"But perhaps the custom of the place was different?"
"No, sir, it was not custom that kept her," replied Banks, in a bitterness that scorned deception, "for she went with others. It was the same thing about dancing, too, for if I asked her to dance, she would always declare that she didn't have the strength to use her fan, and the minute after I went away, I'd see her floating round the ball-room in somebody else's arms. Once I did get her to start, but she left off after the first round, because, she said, we could not keep in step. And yet I'd kept in step with her ever since we went on roller skates together."
He broke off for an instant, knocked the cold ashes out of his pipe, and plucking a long blade of grass, began chewing it nervously as he talked.
"And yet if you could only have seen her when she came down to the ball-room in her white organdie and blue ribbons," he exclaimed presently, in an agony of recollection.
"Well, I'm rather glad on the whole that I didn't," rejoined Ordway.
"You'd have fallen in love with her if you had—you couldn't have helped it."
"Then, thank heaven, I escaped the test.

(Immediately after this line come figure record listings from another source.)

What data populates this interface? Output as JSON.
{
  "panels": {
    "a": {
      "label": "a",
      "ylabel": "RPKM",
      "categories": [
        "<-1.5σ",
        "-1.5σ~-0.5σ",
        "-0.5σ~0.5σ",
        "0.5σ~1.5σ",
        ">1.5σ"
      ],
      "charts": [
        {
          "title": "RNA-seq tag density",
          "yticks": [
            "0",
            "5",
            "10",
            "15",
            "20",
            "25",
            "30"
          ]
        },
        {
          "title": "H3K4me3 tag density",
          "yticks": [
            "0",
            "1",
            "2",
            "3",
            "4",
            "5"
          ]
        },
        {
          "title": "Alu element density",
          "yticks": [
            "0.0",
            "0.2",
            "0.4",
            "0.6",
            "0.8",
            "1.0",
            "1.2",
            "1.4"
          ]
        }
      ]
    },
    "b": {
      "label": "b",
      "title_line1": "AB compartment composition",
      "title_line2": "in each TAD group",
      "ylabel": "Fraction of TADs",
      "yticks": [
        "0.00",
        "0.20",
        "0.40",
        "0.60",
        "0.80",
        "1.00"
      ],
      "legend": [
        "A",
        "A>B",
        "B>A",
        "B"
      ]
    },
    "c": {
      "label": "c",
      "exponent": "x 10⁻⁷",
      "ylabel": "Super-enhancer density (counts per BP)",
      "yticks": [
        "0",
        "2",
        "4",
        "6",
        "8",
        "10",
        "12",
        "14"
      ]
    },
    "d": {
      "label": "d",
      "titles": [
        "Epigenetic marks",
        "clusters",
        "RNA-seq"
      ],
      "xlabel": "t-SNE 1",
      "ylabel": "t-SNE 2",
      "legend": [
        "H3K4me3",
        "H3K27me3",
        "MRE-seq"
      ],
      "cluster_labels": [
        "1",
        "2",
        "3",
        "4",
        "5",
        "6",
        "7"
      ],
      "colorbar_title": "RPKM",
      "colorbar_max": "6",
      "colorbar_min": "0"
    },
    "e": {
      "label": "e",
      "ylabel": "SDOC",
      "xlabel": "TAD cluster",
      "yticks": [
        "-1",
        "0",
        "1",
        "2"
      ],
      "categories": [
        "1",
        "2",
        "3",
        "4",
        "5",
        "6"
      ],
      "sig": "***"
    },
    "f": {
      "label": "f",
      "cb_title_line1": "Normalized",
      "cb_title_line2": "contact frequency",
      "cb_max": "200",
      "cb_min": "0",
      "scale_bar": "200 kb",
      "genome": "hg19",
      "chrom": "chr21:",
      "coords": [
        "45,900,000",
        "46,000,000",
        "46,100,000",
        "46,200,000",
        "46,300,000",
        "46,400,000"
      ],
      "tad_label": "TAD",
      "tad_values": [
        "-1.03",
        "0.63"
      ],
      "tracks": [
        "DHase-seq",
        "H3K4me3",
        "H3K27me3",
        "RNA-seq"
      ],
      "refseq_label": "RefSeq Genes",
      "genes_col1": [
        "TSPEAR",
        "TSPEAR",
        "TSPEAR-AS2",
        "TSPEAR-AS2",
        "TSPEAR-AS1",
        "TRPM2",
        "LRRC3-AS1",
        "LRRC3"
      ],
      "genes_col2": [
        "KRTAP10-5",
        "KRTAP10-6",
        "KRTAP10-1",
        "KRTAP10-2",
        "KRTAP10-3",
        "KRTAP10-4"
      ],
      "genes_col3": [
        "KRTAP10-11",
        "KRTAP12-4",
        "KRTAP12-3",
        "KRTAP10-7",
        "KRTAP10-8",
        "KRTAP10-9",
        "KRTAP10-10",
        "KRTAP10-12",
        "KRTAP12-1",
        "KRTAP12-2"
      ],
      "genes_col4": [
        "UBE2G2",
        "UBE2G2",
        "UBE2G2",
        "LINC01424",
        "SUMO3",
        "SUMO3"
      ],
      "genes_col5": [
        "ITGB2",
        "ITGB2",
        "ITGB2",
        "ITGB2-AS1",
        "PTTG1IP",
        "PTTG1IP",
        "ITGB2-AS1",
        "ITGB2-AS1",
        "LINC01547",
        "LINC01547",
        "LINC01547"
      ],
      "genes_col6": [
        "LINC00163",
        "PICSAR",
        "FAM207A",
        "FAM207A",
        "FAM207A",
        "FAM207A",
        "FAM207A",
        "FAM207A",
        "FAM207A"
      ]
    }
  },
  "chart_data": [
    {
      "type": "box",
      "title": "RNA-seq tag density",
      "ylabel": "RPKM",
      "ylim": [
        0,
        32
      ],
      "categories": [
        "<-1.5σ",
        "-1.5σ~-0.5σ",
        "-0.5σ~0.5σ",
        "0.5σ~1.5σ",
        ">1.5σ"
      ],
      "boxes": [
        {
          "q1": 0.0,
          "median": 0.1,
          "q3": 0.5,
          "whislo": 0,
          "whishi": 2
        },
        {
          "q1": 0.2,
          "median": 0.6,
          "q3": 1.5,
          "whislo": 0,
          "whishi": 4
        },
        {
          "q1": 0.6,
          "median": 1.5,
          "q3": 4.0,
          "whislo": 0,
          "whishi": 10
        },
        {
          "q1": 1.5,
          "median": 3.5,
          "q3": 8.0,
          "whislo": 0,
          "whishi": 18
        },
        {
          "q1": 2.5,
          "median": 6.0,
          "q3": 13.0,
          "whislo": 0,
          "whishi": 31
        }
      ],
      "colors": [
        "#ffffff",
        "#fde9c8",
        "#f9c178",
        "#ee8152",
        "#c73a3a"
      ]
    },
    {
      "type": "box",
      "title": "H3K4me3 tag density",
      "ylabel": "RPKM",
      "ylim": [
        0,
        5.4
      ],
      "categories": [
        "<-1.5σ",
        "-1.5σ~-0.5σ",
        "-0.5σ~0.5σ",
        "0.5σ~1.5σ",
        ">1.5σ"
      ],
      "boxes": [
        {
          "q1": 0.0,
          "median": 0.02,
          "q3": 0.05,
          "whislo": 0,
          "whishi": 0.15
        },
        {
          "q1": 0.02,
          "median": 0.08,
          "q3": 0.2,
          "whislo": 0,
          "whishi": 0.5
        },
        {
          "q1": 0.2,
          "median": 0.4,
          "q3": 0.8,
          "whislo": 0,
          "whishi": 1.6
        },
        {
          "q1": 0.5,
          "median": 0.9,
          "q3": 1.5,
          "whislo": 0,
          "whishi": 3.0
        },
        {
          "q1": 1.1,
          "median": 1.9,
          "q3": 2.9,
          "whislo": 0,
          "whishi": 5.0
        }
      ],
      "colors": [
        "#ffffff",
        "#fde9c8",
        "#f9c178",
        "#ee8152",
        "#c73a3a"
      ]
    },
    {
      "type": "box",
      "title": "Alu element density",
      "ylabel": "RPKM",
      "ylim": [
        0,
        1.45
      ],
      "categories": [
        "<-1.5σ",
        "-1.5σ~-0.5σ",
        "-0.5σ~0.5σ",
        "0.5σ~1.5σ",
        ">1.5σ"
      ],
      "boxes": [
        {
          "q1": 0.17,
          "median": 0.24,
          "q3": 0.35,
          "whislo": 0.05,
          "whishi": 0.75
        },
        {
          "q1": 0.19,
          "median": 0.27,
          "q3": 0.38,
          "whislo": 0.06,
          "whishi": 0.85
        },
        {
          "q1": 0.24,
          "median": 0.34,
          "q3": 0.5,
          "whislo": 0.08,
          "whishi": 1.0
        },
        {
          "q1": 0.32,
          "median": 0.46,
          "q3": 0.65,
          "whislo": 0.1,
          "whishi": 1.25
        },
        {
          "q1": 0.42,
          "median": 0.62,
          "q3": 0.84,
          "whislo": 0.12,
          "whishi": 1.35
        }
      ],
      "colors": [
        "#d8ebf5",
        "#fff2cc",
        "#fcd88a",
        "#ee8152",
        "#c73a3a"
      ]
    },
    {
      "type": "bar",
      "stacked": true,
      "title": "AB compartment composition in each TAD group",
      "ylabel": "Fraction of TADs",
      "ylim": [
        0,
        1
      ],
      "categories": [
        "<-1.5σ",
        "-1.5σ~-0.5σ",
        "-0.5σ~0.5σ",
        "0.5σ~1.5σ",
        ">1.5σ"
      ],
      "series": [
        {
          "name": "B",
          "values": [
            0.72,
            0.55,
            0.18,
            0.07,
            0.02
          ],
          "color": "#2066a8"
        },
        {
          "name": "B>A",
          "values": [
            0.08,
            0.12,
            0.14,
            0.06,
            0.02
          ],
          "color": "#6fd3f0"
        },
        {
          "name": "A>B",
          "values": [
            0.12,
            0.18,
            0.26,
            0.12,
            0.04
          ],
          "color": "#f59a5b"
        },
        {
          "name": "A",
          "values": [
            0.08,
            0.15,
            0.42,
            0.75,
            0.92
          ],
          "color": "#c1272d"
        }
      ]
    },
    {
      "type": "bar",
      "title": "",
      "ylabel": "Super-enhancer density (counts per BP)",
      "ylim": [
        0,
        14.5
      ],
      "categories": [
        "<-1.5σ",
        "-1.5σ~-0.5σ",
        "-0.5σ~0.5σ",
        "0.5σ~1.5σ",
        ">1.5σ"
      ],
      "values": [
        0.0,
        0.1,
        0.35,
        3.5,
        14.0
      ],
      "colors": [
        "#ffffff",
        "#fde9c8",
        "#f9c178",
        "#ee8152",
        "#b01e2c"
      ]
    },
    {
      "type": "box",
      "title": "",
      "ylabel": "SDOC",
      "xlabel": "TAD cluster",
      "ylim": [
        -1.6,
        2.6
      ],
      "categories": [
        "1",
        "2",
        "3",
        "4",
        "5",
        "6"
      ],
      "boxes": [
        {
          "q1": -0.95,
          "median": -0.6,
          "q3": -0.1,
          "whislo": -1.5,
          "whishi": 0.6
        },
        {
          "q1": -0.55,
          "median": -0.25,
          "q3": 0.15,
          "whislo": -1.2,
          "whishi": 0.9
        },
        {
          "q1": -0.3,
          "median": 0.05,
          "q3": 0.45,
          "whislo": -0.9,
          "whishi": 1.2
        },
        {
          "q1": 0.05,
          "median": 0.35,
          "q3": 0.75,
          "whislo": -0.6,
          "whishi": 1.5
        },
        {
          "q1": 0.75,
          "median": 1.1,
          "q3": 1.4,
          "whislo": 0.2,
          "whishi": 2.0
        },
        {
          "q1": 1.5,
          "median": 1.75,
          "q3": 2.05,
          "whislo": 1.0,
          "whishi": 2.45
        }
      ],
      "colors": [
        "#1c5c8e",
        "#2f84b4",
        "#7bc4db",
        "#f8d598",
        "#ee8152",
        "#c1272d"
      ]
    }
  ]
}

It's a pretty enough pickle as it is now."
"I could have stood it all," said Banks, "if it hadn't been for the other man. She might have pulled every single strand of my hair out if she'd wanted to, and I'd have grit my teeth and pretended that I liked it. I didn't care how badly she treated me. What hurt me was how well she treated the other man."
"Did she meet him for the first time last summer?" asked Ordway.
"Oh no, she's known him ever since she went North in the spring—but it's worse now than it's ever been and, upon my word, she doesn't seem to have eyes or ears for anybody else."